Eines Abends in die Garderobe tretend, um sich rasch anzukleiden, findet er im Schube seines Toilettenspiegels ein zum Knoten zusammengekniffenes Zettelchen, worauf ihm in schlechtgeschriebenen Zeilen der Rat erteilt wird, heute noch eine Unpäßlichkeit zu erheucheln und seiner Dame zu sagen, er müsse nach vollbrachter Arbeit heimgehen, die Ruhe zu suchen. Dann aber solle er bei Nacht weiter verfahren, wie sein Gefühl ihn am besten belehren werde. Unterzeichnet war dies französische Gekritzel: »Von einem Freunde, der nicht will, daß ein edles Herz unwürdig betrogen sei.«
Noch im Kampfe mit sich selbst, ob er solch lügenhaften Kunstgriff nicht verschmähen müsse, kam ihm ein heftiger Herzkrampf zu Hilfe, der ihn plötzlich überfiel und ihn um so mehr erschreckte, als er ihm etwas völlig Fremdes war. Die Beängstigung wurde so stark, daß er seine Kameraden ansprach. Diese riefen nach einem Arzte, und der Arzt, zufällig als Zuschauer bei der Hand, erklärte dem herbeigeholten Direktor, Herr Antoine sei fieberhaft aufgeregt, es scheine wünschenswert, daß man ihn vom Reiten freilasse. Das Programm des Abends wurde schnell geändert, eine andere Nummer eingeschoben. Laura erbot sich, Anton zu geleiten, was dieser entschieden abwies, mit der unwahren Versicherung, er kenne ähnliche Anfälle schon von früher, brauche nichts als Ruhe und werde morgen frisch und munter sein. Man besorgte ihm einen Wagen, und er verließ den Zirkus.

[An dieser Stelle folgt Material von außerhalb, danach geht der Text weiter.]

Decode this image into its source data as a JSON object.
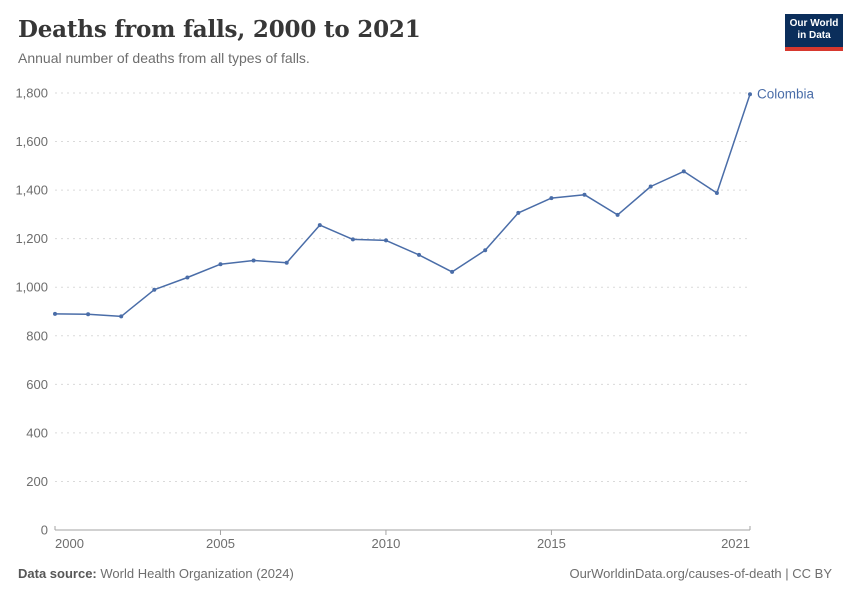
{
  "header": {
    "title": "Deaths from falls, 2000 to 2021",
    "subtitle": "Annual number of deaths from all types of falls.",
    "logo": {
      "line1": "Our World",
      "line2": "in Data"
    }
  },
  "chart_data": {
    "type": "line",
    "title": "Deaths from falls, 2000 to 2021",
    "xlabel": "",
    "ylabel": "",
    "xlim": [
      2000,
      2021
    ],
    "ylim": [
      0,
      1800
    ],
    "x_ticks": [
      2000,
      2005,
      2010,
      2015,
      2021
    ],
    "y_ticks": [
      0,
      200,
      400,
      600,
      800,
      1000,
      1200,
      1400,
      1600,
      1800
    ],
    "grid": "horizontal-dashed",
    "legend_position": "end-of-line-label",
    "series": [
      {
        "name": "Colombia",
        "color": "#4a6da8",
        "x": [
          2000,
          2001,
          2002,
          2003,
          2004,
          2005,
          2006,
          2007,
          2008,
          2009,
          2010,
          2011,
          2012,
          2013,
          2014,
          2015,
          2016,
          2017,
          2018,
          2019,
          2020,
          2021
        ],
        "values": [
          890,
          889,
          880,
          990,
          1040,
          1095,
          1110,
          1101,
          1256,
          1197,
          1193,
          1133,
          1063,
          1152,
          1306,
          1367,
          1381,
          1298,
          1415,
          1477,
          1388,
          1795
        ]
      }
    ]
  },
  "footer": {
    "source_label": "Data source:",
    "source_text": "World Health Organization (2024)",
    "credit_text": "OurWorldinData.org/causes-of-death | CC BY"
  },
  "colors": {
    "line": "#4a6da8",
    "grid": "#dadada",
    "axis": "#a3a3a3",
    "tick_text": "#6e6e6e",
    "logo_bg": "#0b2e5b",
    "logo_accent": "#d7382e"
  }
}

Der Anfall dauerte wirklich gar nicht lange. Die Tropfen, die der Arzt ihm verschrieben, wirkten zauberhaft. Nach Verlauf einer Stunde fühlte sich der Kranke gesund – bis auf jenes Leiden, welches kein Arzt zu heilen versteht. Wie körperlich erleichtert, so fand er sich geistig unter desto schwererem Drucke. Die Eifersucht führt, ihrem höllischen Ursprunge gemäß, den Greuel mit sich, daß sie bereits erkaltete, gleichgültig gewordene Herzen mit Flammenqualen martert, welche der Leidende für neu auflodernde Liebe hält, während sie doch nur vom Neide angefacht werden, von Mißgunst, Selbstsucht, Eitelkeit, von den niedrigsten Mächten, die mit uns Sterblichen ihr Spiel treiben.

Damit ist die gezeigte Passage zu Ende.